İsrail’in Gazze’de uyguladığı soykırım 70 gününü tamamladı.
Geçen bu süreç zarfında tüm dünya, İsrail devletinin bir devletten öte, âdeta terörist bir örgüt gibi davrandığını; hiçbir kutsalının olmadığını ve sadece savaş suçu değil, insanlık suçu da işlediğini gördü…
Öyle bir insanlık suçu ki, katledilen 20 bine yakın insanın dörtte üçü masum çocuklardan, kadınlardan ve savunmasız insanlardan oluşuyor.
*
İsrail bu zulümleri işlerken başta ABD olmak üzere Batılı ülkeler ile iş birlikçi devletlerin tam desteğini aldı.
Türkiye bu vasatta tüm gücüyle Filistin’i desteklerken Arap ülkelerinin kahir ekseriyeti ne yazık ki seyretmekle yetindi.
*
Genel tablo yukarıda özetlemeye çalıştığım muhtevayı resmediyor.

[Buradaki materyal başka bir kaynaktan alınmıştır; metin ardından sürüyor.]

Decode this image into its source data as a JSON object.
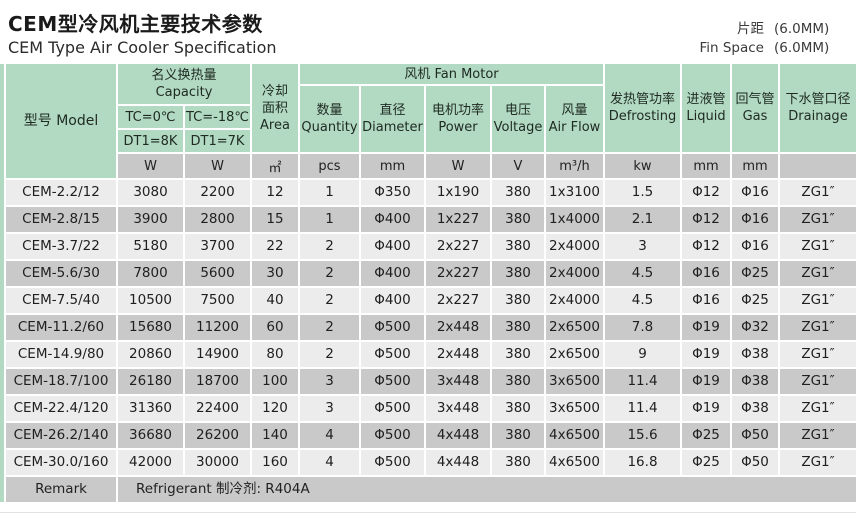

Lakin gelin görün ki, özellikle de Türkiye içerisindeki birtakım odaklar, başka hesaplar peşinde koşturmaktan geri durmadı.
İşin vahim tarafı bu odaklar, peşinde koştukları menfur hesaba Gazze’yi ve İslam’ı alet etmekten zerre kadar çekinmediler.
Bu art niyet kumkumalarının; sureti haktan gerekçelerin ve özellikle de İslami argümanların arkasına sığınarak bir hesaplaşma çabası içinde olduğu ortada…
*
Peki kiminle hesaplaşmak istiyorlar dersiniz?
Lafın düzünü edeceğim!
Hesaplaşmak istedikleri kişi, Erdoğan!
İçlerinden biriktirdikleri kin ve nefret nasıl bir düzeye ulaşmışsa artık, hiçbir vesileyi kullanmaktan imtina etmiyorlar.
*
Filistin’in kahraman evlatları, kâfir ve zalimlerle yiğitçe savaşırlarken hariçte kalanlar için de söylemek istediklerini eğip bükmeden yine yiğitçe, mütemadiyen dile getirdiler…
Bu bağlamda Arap ülkeleri/devletleri ile ilgili çok somut ithamlarda bulunurlarken Türkiye ile ilgili olumsuz bir ifade kullanmamanın yanında yapılan hayırhah girişimleri de net bir şekilde ifade etmekten geri durmadılar.
*
Evet, Türkiye daha ilk günden beri, doğrudan savaşa girmek hariç, elinden ne geliyorsa görünür-görünmez tüm imkânlarıyla Filistinlilerin yanında durdu.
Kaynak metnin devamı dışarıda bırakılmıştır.